Infelizmente meu dia a dia é bem diferente. Dentre toda essa busca, ainda como carne, ainda sou ansiosa e tenho eternos conflitos, mau humores, confusões e sofrimentos. A grande determinação para esse ano será tentar me aproximar daquilo que busco e acredito, cada vez mais, com disciplina. Minha formação em yôga está iniciando, a terapia me ajuda a lidar com comportamentos arraigados e a minha busca pela satisfação em trabalhar no que eu acredito se concretiza pouco a pouco. Cultivar amigos e família, comer melhor e cuidar do corpo e mente, estar na natureza escalando, surfando, contemplando, me ensina muito sobre o que é viver bem, com certeza.

E para como toda a idéia há uma inspiração, e como minha natureza de pesquisadora acadêmica me faz ler muito, tive textos e fontes ótimas para todo esse momento reflexivo. Uma antiga amiga dos tempos do colégio está fazendo seu Doutorado em Psicologia com o tema Meditação e Bem Estar Psicológico. São estudos interessantes que ela vêm desenvolvendo na UFRGS com um grupo de pesquisa forte e um embasamento científico sólido que nós por não estarmos habituados com o tema podemos estranhar. Ela está na Índia, de onde escreveu seu blog Momento Índia e ainda mantém o site do próprio grupo de estudo   Meditação POA
Todos estes textos, mais o relato de viagem da Carol, me fez ver a importância de centralizarmos nossa busca, de querermos estar bem. E disso, faz parte observar os outros e voltar-se para si, num processo de contemplação e ao mesmo tempo de aquietamento. Parece profundo, mas nada mais é que, viver bem com o mundo e ao seu redor e tentar sempre reservar um tempo para si, seja para escalar ou para, principalmente, sentar silenciosamente e meditar.
Minha experiência com isso foi de uma dificuldade exorbitante. Fiz um retiro budista de poucos dias e foi cansativo e difícil. As simples tarefas e práticas e o estar ali é inquietante por demais. Você se pega pensando muito, muito, a mente não pára. O tipo de meditação praticada foi a chamada mindfulness, também explicada no material da Carol, em que há uma percepção dos estímulos, como pensamentos, sentimentos e/ou sensações, embora a atenção específica mantida seja uma observação livre que não os julga nem analisa. Parece fácil, mas naqueles dias para mim estava im-pos-sí-vel.

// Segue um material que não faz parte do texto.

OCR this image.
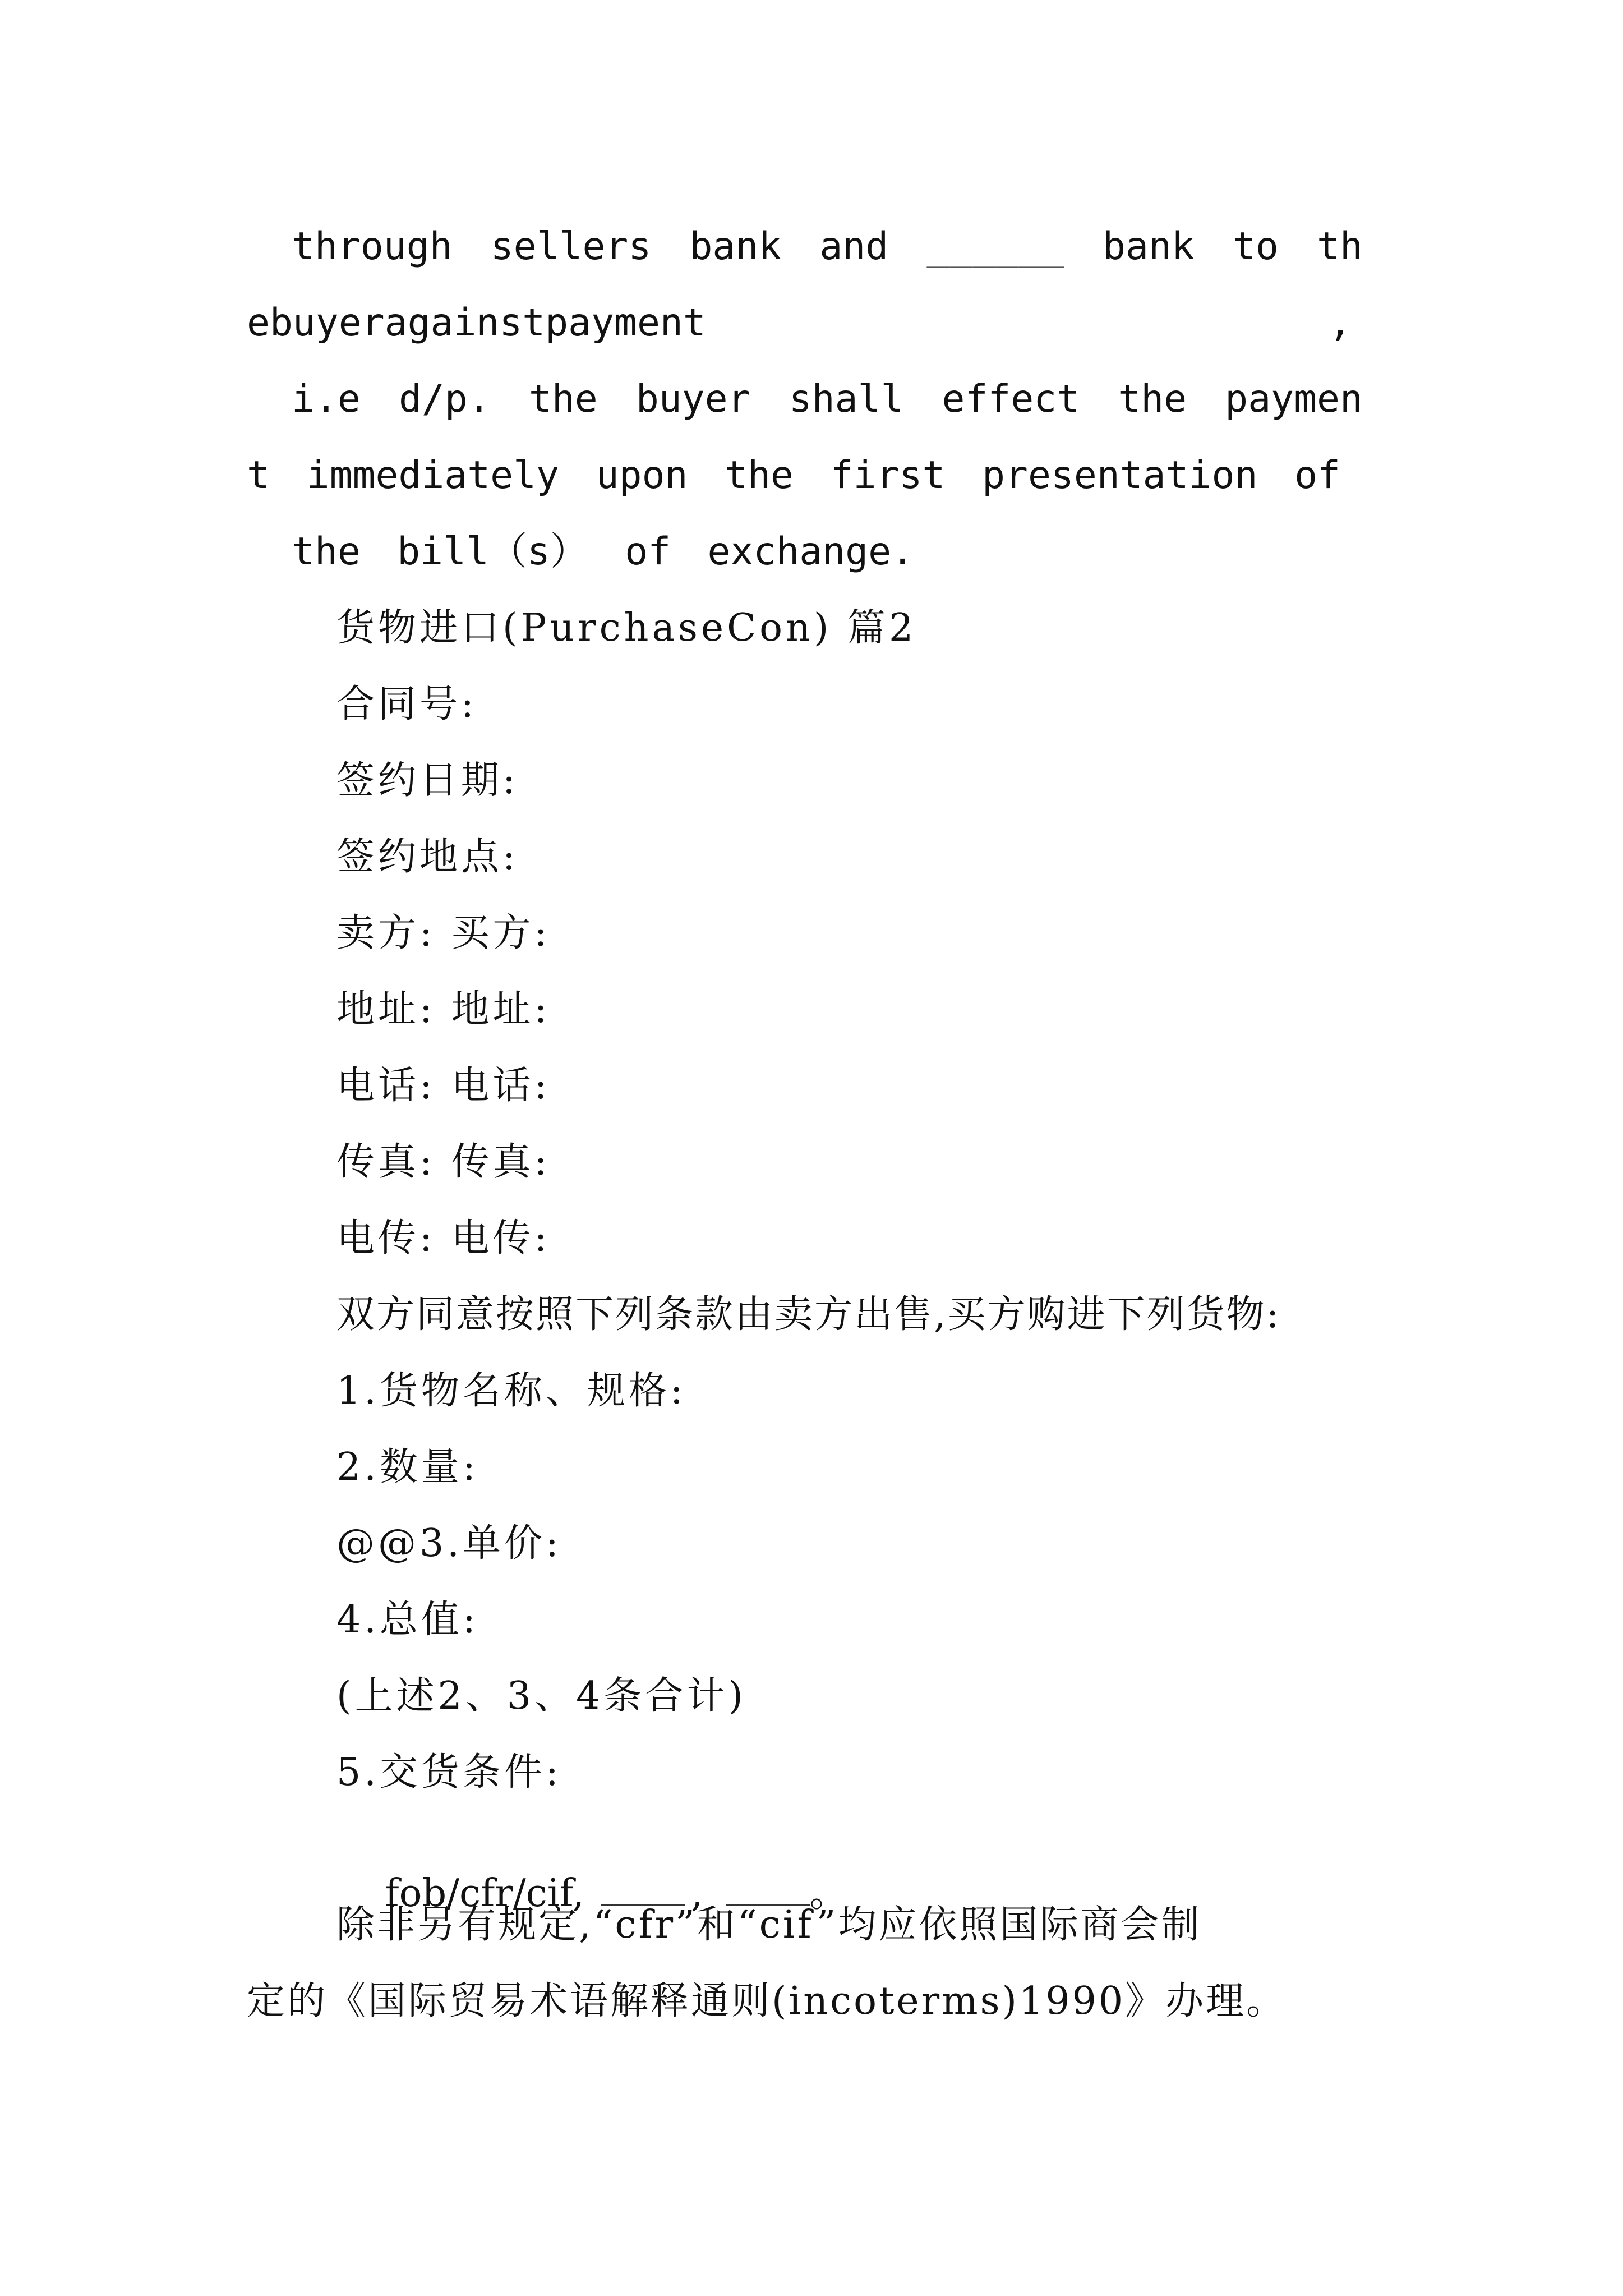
through sellers bank and ______ bank to th
e buyer against payment	,
i.e d/p. the buyer shall effect the paymen
t immediately upon the first presentation of
the bill（s） of exchange.
货物进口(PurchaseCon) 篇2
合同号:
签约日期:
签约地点:
卖方: 买方:
地址: 地址:
电话: 电话:
传真: 传真:
电传: 电传:
双方同意按照下列条款由卖方出售,买方购进下列货物:
1.货物名称、规格:
2.数量:
@@3.单价:
4.总值:
(上述2、3、4条合计)
5.交货条件:

fob/cfr/cif,	,	。

除非另有规定,“cfr”和“cif”均应依照国际商会制
定的《国际贸易术语解释通则(incoterms)1990》办理。
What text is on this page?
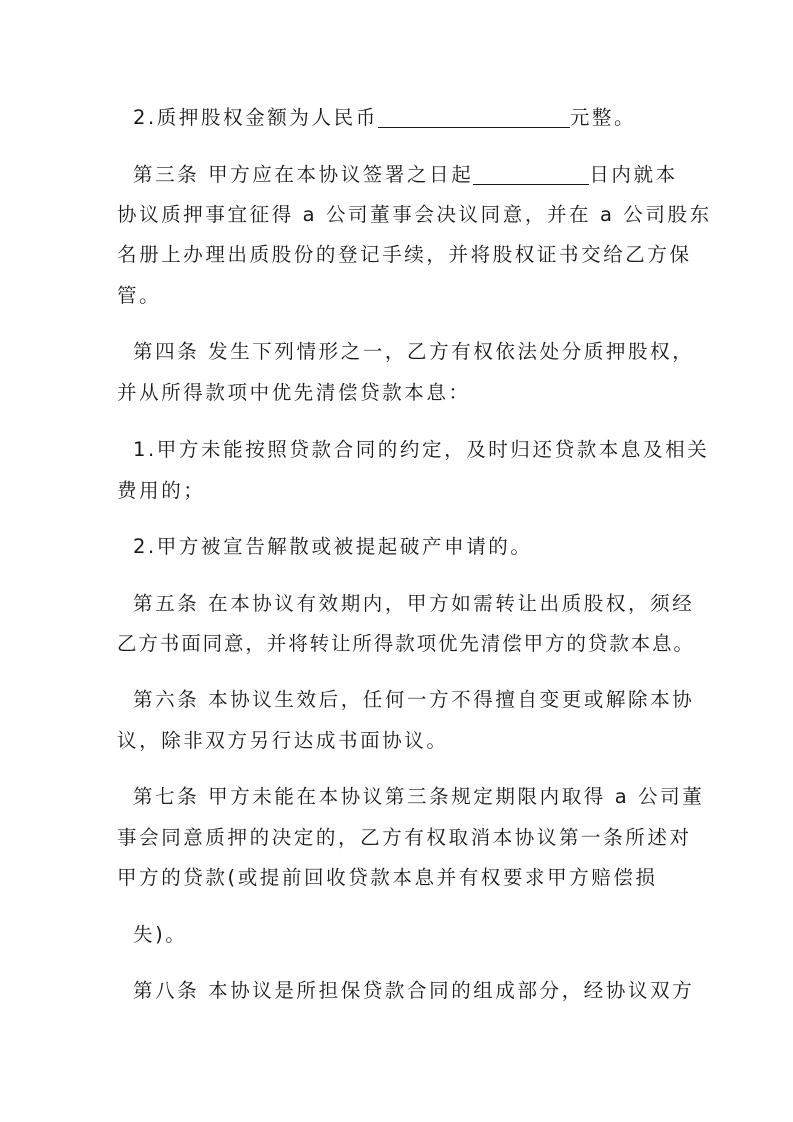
2.质押股权金额为人民币	元整。
第三条 甲方应在本协议签署之日起	日内就本
协议质押事宜征得 a 公司董事会决议同意，并在 a 公司股东
名册上办理出质股份的登记手续，并将股权证书交给乙方保
管。
第四条 发生下列情形之一，乙方有权依法处分质押股权，
并从所得款项中优先清偿贷款本息：
1.甲方未能按照贷款合同的约定，及时归还贷款本息及相关
费用的；
2.甲方被宣告解散或被提起破产申请的。
第五条 在本协议有效期内，甲方如需转让出质股权，须经
乙方书面同意，并将转让所得款项优先清偿甲方的贷款本息。
第六条 本协议生效后，任何一方不得擅自变更或解除本协
议，除非双方另行达成书面协议。
第七条 甲方未能在本协议第三条规定期限内取得 a 公司董
事会同意质押的决定的，乙方有权取消本协议第一条所述对
甲方的贷款(或提前回收贷款本息并有权要求甲方赔偿损
失)。
第八条 本协议是所担保贷款合同的组成部分，经协议双方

Eu espero ter mérito para um dia conseguir participar de um grande retiro ou uma grande prática como o Druptchen de Vajrakilaya que faz alguns anos que faço a inscrição e na última hora desisto, às vezes pelo preço (como há estadia e alimentação e a vinda dos Lamas, é um pouco caro) às vezes pela falta de tempo, ou simplesmente por falta de determinação. Druptchen significa “grande realização”. No passado, monges e iogues experientes executavam os estágios da prática até alcançar um nível elevado de maestria e, então, praticavam-na em um drubtchen, com rituais elaborados, oferendas extensas de tsog e danças sagradas (informações: Chagdud Gompa).

Então desejo para esse ano que cada vez mais possamos lidar com o estresse, com as emoções negativas, com nossos sofrimentos e angústias. Que a gente consiga se sentir bem sobre todas as coisas, consiga praticar, meditar e amar o próximo. Com todas as diferenças e com todas as dificuldades.Um bom final de ano para todos! Bons ventos e boas escaladas!